GAVETAS

Lembro da escrivaninha de trabalho de meu pai - uma organização meticulosa, em que cada item, documento ou papel estava em seu lugar... ao ponto dele falar, por telefone, em qual gaveta e sua localização. Eu não herdei essa qualidade... apesar que muitas pessoas que agem assim atualmente são diagnosticadas com Transtorno Obsessivo-Compulsivo.

Acredito que não era o caso dele - ele teve uma infância sem muitos recursos, e aprendeu desde cedo a valorizar tanto as pequenas conquistas quanto as grandes realizações.

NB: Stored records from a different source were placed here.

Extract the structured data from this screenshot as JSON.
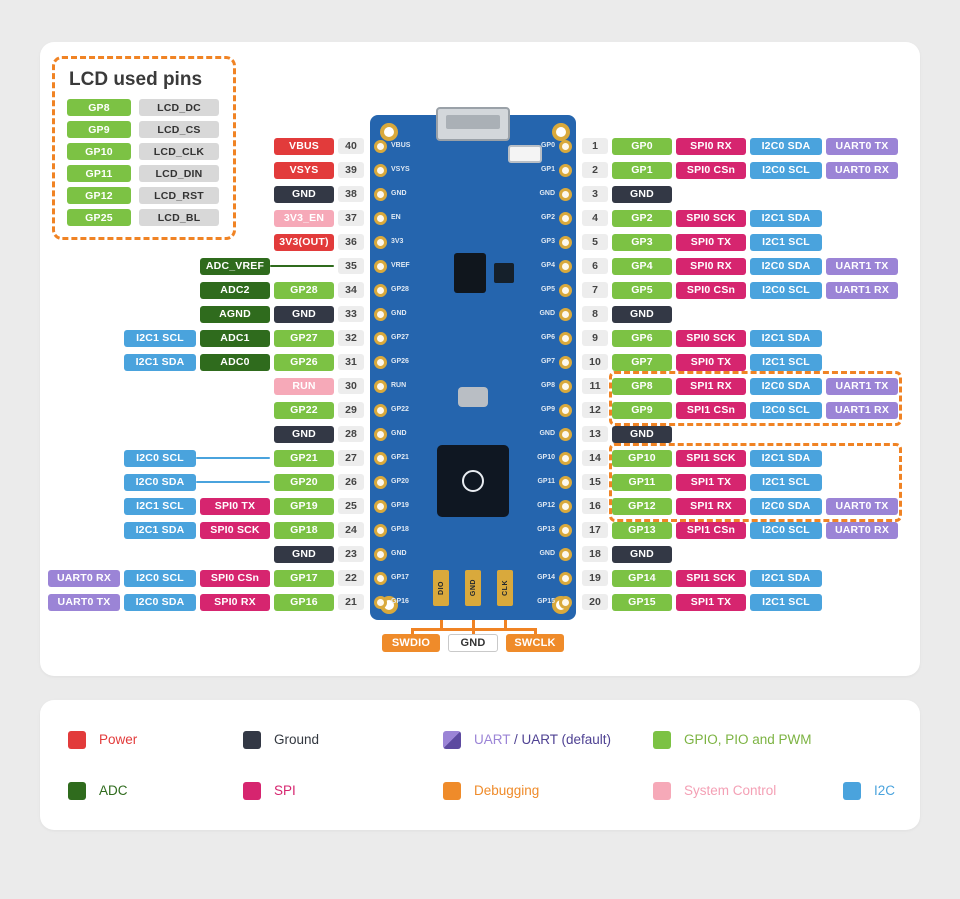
{
  "colors": {
    "accent_dashed": "#f08324",
    "board_blue": "#2565ae",
    "pad_gold": "#d9a93c",
    "card_bg": "#ffffff",
    "page_bg": "#ebebeb",
    "uart_legend_light": "#9b84d6",
    "uart_legend_dark": "#5d4aa0"
  },
  "types": {
    "power": {
      "bg": "#e23b3b",
      "fg": "#ffffff"
    },
    "ground": {
      "bg": "#333845",
      "fg": "#ffffff"
    },
    "gpio": {
      "bg": "#7cc244",
      "fg": "#ffffff"
    },
    "adc": {
      "bg": "#2f6b1d",
      "fg": "#ffffff"
    },
    "spi": {
      "bg": "#d6256f",
      "fg": "#ffffff"
    },
    "i2c": {
      "bg": "#4aa3dd",
      "fg": "#ffffff"
    },
    "uart": {
      "bg": "#9b84d6",
      "fg": "#ffffff"
    },
    "system": {
      "bg": "#f6a9b8",
      "fg": "#ffffff"
    },
    "debug": {
      "bg": "#ef8b2a",
      "fg": "#ffffff"
    },
    "gnd_light": {
      "bg": "#ffffff",
      "fg": "#333333",
      "border": "#c9c9c9"
    },
    "lcd_gray": {
      "bg": "#d8d8d8",
      "fg": "#333333"
    }
  },
  "lcd_legend": {
    "title": "LCD used pins",
    "pairs": [
      [
        "GP8",
        "LCD_DC"
      ],
      [
        "GP9",
        "LCD_CS"
      ],
      [
        "GP10",
        "LCD_CLK"
      ],
      [
        "GP11",
        "LCD_DIN"
      ],
      [
        "GP12",
        "LCD_RST"
      ],
      [
        "GP25",
        "LCD_BL"
      ]
    ]
  },
  "highlights": {
    "group_a_pins": [
      "GP8",
      "GP9"
    ],
    "group_b_pins": [
      "GP10",
      "GP11",
      "GP12"
    ]
  },
  "left_pins": [
    {
      "num": 40,
      "labels": [
        {
          "text": "VBUS",
          "type": "power",
          "col": 0
        }
      ]
    },
    {
      "num": 39,
      "labels": [
        {
          "text": "VSYS",
          "type": "power",
          "col": 0
        }
      ]
    },
    {
      "num": 38,
      "labels": [
        {
          "text": "GND",
          "type": "ground",
          "col": 0
        }
      ]
    },
    {
      "num": 37,
      "labels": [
        {
          "text": "3V3_EN",
          "type": "system",
          "col": 0
        }
      ]
    },
    {
      "num": 36,
      "labels": [
        {
          "text": "3V3(OUT)",
          "type": "power",
          "col": 0
        }
      ]
    },
    {
      "num": 35,
      "labels": [
        {
          "text": "ADC_VREF",
          "type": "adc",
          "col": 1
        }
      ],
      "lines": [
        {
          "col": 0,
          "type": "adc"
        }
      ]
    },
    {
      "num": 34,
      "labels": [
        {
          "text": "GP28",
          "type": "gpio",
          "col": 0
        },
        {
          "text": "ADC2",
          "type": "adc",
          "col": 1
        }
      ]
    },
    {
      "num": 33,
      "labels": [
        {
          "text": "GND",
          "type": "ground",
          "col": 0
        },
        {
          "text": "AGND",
          "type": "adc",
          "col": 1
        }
      ]
    },
    {
      "num": 32,
      "labels": [
        {
          "text": "GP27",
          "type": "gpio",
          "col": 0
        },
        {
          "text": "ADC1",
          "type": "adc",
          "col": 1
        },
        {
          "text": "I2C1 SCL",
          "type": "i2c",
          "col": 2
        }
      ]
    },
    {
      "num": 31,
      "labels": [
        {
          "text": "GP26",
          "type": "gpio",
          "col": 0
        },
        {
          "text": "ADC0",
          "type": "adc",
          "col": 1
        },
        {
          "text": "I2C1 SDA",
          "type": "i2c",
          "col": 2
        }
      ]
    },
    {
      "num": 30,
      "labels": [
        {
          "text": "RUN",
          "type": "system",
          "col": 0
        }
      ]
    },
    {
      "num": 29,
      "labels": [
        {
          "text": "GP22",
          "type": "gpio",
          "col": 0
        }
      ]
    },
    {
      "num": 28,
      "labels": [
        {
          "text": "GND",
          "type": "ground",
          "col": 0
        }
      ]
    },
    {
      "num": 27,
      "labels": [
        {
          "text": "GP21",
          "type": "gpio",
          "col": 0
        },
        {
          "text": "I2C0 SCL",
          "type": "i2c",
          "col": 2
        }
      ],
      "lines": [
        {
          "col": 1,
          "type": "i2c"
        }
      ]
    },
    {
      "num": 26,
      "labels": [
        {
          "text": "GP20",
          "type": "gpio",
          "col": 0
        },
        {
          "text": "I2C0 SDA",
          "type": "i2c",
          "col": 2
        }
      ],
      "lines": [
        {
          "col": 1,
          "type": "i2c"
        }
      ]
    },
    {
      "num": 25,
      "labels": [
        {
          "text": "GP19",
          "type": "gpio",
          "col": 0
        },
        {
          "text": "SPI0 TX",
          "type": "spi",
          "col": 1
        },
        {
          "text": "I2C1 SCL",
          "type": "i2c",
          "col": 2
        }
      ]
    },
    {
      "num": 24,
      "labels": [
        {
          "text": "GP18",
          "type": "gpio",
          "col": 0
        },
        {
          "text": "SPI0 SCK",
          "type": "spi",
          "col": 1
        },
        {
          "text": "I2C1 SDA",
          "type": "i2c",
          "col": 2
        }
      ]
    },
    {
      "num": 23,
      "labels": [
        {
          "text": "GND",
          "type": "ground",
          "col": 0
        }
      ]
    },
    {
      "num": 22,
      "labels": [
        {
          "text": "GP17",
          "type": "gpio",
          "col": 0
        },
        {
          "text": "SPI0 CSn",
          "type": "spi",
          "col": 1
        },
        {
          "text": "I2C0 SCL",
          "type": "i2c",
          "col": 2
        },
        {
          "text": "UART0 RX",
          "type": "uart",
          "col": 3
        }
      ]
    },
    {
      "num": 21,
      "labels": [
        {
          "text": "GP16",
          "type": "gpio",
          "col": 0
        },
        {
          "text": "SPI0 RX",
          "type": "spi",
          "col": 1
        },
        {
          "text": "I2C0 SDA",
          "type": "i2c",
          "col": 2
        },
        {
          "text": "UART0 TX",
          "type": "uart",
          "col": 3
        }
      ]
    }
  ],
  "right_pins": [
    {
      "num": 1,
      "labels": [
        {
          "text": "GP0",
          "type": "gpio"
        },
        {
          "text": "SPI0 RX",
          "type": "spi"
        },
        {
          "text": "I2C0 SDA",
          "type": "i2c"
        },
        {
          "text": "UART0 TX",
          "type": "uart"
        }
      ]
    },
    {
      "num": 2,
      "labels": [
        {
          "text": "GP1",
          "type": "gpio"
        },
        {
          "text": "SPI0 CSn",
          "type": "spi"
        },
        {
          "text": "I2C0 SCL",
          "type": "i2c"
        },
        {
          "text": "UART0 RX",
          "type": "uart"
        }
      ]
    },
    {
      "num": 3,
      "labels": [
        {
          "text": "GND",
          "type": "ground"
        }
      ]
    },
    {
      "num": 4,
      "labels": [
        {
          "text": "GP2",
          "type": "gpio"
        },
        {
          "text": "SPI0 SCK",
          "type": "spi"
        },
        {
          "text": "I2C1 SDA",
          "type": "i2c"
        }
      ]
    },
    {
      "num": 5,
      "labels": [
        {
          "text": "GP3",
          "type": "gpio"
        },
        {
          "text": "SPI0 TX",
          "type": "spi"
        },
        {
          "text": "I2C1 SCL",
          "type": "i2c"
        }
      ]
    },
    {
      "num": 6,
      "labels": [
        {
          "text": "GP4",
          "type": "gpio"
        },
        {
          "text": "SPI0 RX",
          "type": "spi"
        },
        {
          "text": "I2C0 SDA",
          "type": "i2c"
        },
        {
          "text": "UART1 TX",
          "type": "uart"
        }
      ]
    },
    {
      "num": 7,
      "labels": [
        {
          "text": "GP5",
          "type": "gpio"
        },
        {
          "text": "SPI0 CSn",
          "type": "spi"
        },
        {
          "text": "I2C0 SCL",
          "type": "i2c"
        },
        {
          "text": "UART1 RX",
          "type": "uart"
        }
      ]
    },
    {
      "num": 8,
      "labels": [
        {
          "text": "GND",
          "type": "ground"
        }
      ]
    },
    {
      "num": 9,
      "labels": [
        {
          "text": "GP6",
          "type": "gpio"
        },
        {
          "text": "SPI0 SCK",
          "type": "spi"
        },
        {
          "text": "I2C1 SDA",
          "type": "i2c"
        }
      ]
    },
    {
      "num": 10,
      "labels": [
        {
          "text": "GP7",
          "type": "gpio"
        },
        {
          "text": "SPI0 TX",
          "type": "spi"
        },
        {
          "text": "I2C1 SCL",
          "type": "i2c"
        }
      ]
    },
    {
      "num": 11,
      "labels": [
        {
          "text": "GP8",
          "type": "gpio"
        },
        {
          "text": "SPI1 RX",
          "type": "spi"
        },
        {
          "text": "I2C0 SDA",
          "type": "i2c"
        },
        {
          "text": "UART1 TX",
          "type": "uart"
        }
      ]
    },
    {
      "num": 12,
      "labels": [
        {
          "text": "GP9",
          "type": "gpio"
        },
        {
          "text": "SPI1 CSn",
          "type": "spi"
        },
        {
          "text": "I2C0 SCL",
          "type": "i2c"
        },
        {
          "text": "UART1 RX",
          "type": "uart"
        }
      ]
    },
    {
      "num": 13,
      "labels": [
        {
          "text": "GND",
          "type": "ground"
        }
      ]
    },
    {
      "num": 14,
      "labels": [
        {
          "text": "GP10",
          "type": "gpio"
        },
        {
          "text": "SPI1 SCK",
          "type": "spi"
        },
        {
          "text": "I2C1 SDA",
          "type": "i2c"
        }
      ]
    },
    {
      "num": 15,
      "labels": [
        {
          "text": "GP11",
          "type": "gpio"
        },
        {
          "text": "SPI1 TX",
          "type": "spi"
        },
        {
          "text": "I2C1 SCL",
          "type": "i2c"
        }
      ]
    },
    {
      "num": 16,
      "labels": [
        {
          "text": "GP12",
          "type": "gpio"
        },
        {
          "text": "SPI1 RX",
          "type": "spi"
        },
        {
          "text": "I2C0 SDA",
          "type": "i2c"
        },
        {
          "text": "UART0 TX",
          "type": "uart"
        }
      ]
    },
    {
      "num": 17,
      "labels": [
        {
          "text": "GP13",
          "type": "gpio"
        },
        {
          "text": "SPI1 CSn",
          "type": "spi"
        },
        {
          "text": "I2C0 SCL",
          "type": "i2c"
        },
        {
          "text": "UART0 RX",
          "type": "uart"
        }
      ]
    },
    {
      "num": 18,
      "labels": [
        {
          "text": "GND",
          "type": "ground"
        }
      ]
    },
    {
      "num": 19,
      "labels": [
        {
          "text": "GP14",
          "type": "gpio"
        },
        {
          "text": "SPI1 SCK",
          "type": "spi"
        },
        {
          "text": "I2C1 SDA",
          "type": "i2c"
        }
      ]
    },
    {
      "num": 20,
      "labels": [
        {
          "text": "GP15",
          "type": "gpio"
        },
        {
          "text": "SPI1 TX",
          "type": "spi"
        },
        {
          "text": "I2C1 SCL",
          "type": "i2c"
        }
      ]
    }
  ],
  "board": {
    "left_labels": [
      "VBUS",
      "VSYS",
      "GND",
      "EN",
      "3V3",
      "VREF",
      "GP28",
      "GND",
      "GP27",
      "GP26",
      "RUN",
      "GP22",
      "GND",
      "GP21",
      "GP20",
      "GP19",
      "GP18",
      "GND",
      "GP17",
      "GP16"
    ],
    "right_labels": [
      "GP0",
      "GP1",
      "GND",
      "GP2",
      "GP3",
      "GP4",
      "GP5",
      "GND",
      "GP6",
      "GP7",
      "GP8",
      "GP9",
      "GND",
      "GP10",
      "GP11",
      "GP12",
      "GP13",
      "GND",
      "GP14",
      "GP15"
    ],
    "bottom_labels": [
      "DIO",
      "GND",
      "CLK"
    ]
  },
  "debug": {
    "labels": [
      {
        "text": "SWDIO",
        "type": "debug"
      },
      {
        "text": "GND",
        "type": "gnd_light"
      },
      {
        "text": "SWCLK",
        "type": "debug"
      }
    ]
  },
  "legend": {
    "row1": [
      {
        "label": "Power",
        "type": "power",
        "text_color": "#e23b3b"
      },
      {
        "label": "Ground",
        "type": "ground",
        "text_color": "#333840"
      },
      {
        "label": "UART / UART (default)",
        "type": "uart_split",
        "parts": [
          {
            "text": "UART ",
            "color": "#9b84d6"
          },
          {
            "text": "/ UART (default)",
            "color": "#4f4293"
          }
        ]
      },
      {
        "label": "GPIO, PIO  and PWM",
        "type": "gpio",
        "text_color": "#7cb342"
      }
    ],
    "row2": [
      {
        "label": "ADC",
        "type": "adc",
        "text_color": "#2f6b1d"
      },
      {
        "label": "SPI",
        "type": "spi",
        "text_color": "#d6256f"
      },
      {
        "label": "Debugging",
        "type": "debug",
        "text_color": "#ef8b2a"
      },
      {
        "label": "System Control",
        "type": "system",
        "text_color": "#f4a0b5"
      },
      {
        "label": "I2C",
        "type": "i2c",
        "text_color": "#4aa3dd"
      }
    ]
  }
}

Não estou falando que uma pessoa precisa ser humilde ou carente para ter essa percepção: apenas que no caso específico ele demonstrava essa característica.

Vivemos em um mundo em que as gavetas perderam a sua função primordial de organização, para se transformar em mero elemento de armazenação de coisas. Explico.

Cada pessoa tem seus hábitos e costumes... mas é possível notar que estamos em uma época na qual utilizamos as gavetas para simplesmente esconder coisas, tirá-las da nossa vista. É como aquele memorando que é importante, mas que já tomamos conhecimento e que não podemos jogar fora: vai para a gaveta.

Ou aqueles pequenos objetos em que temos estimação, mas simplesmente não tem um lugar adequado para ficar a não ser dentro de uma gaveta.

Emocionalmente, sinto que muitas pessoas acabam criando "gavetas" subjetivas, um local aonde simplesmente guardamos os sentimentos sem nenhuma organização. Chega uma hora em que simplesmente não há mais espaço, e torna-se necessária uma arrumação.

Saber distinguir aquilo que é importante, o necessário e o supérfluo é o mínimo que precisamos para organizar os nossos sentimentos. Infelizmente, é comum nutrirmos o espírito de colecionadores ou mesmo de acumuladores... e isso é nocivo demais, pois impede a racionalização e a abstração.

Como eu disse, estou longe de ter a organização do meu pai... mas mesmo assim consegui fazer a arrumação da minha "gaveta", e tive a sorte de desvincular de um sentimento que foi importante, e estou aprendendo a viver uma nova experiência. Outros elementos continuam sendo essenciais para mim, e estou lidando de uma forma muito melhor... hoje não tenho mais vergonha de expor a minha "gaveta", pois não está mais desorganizada.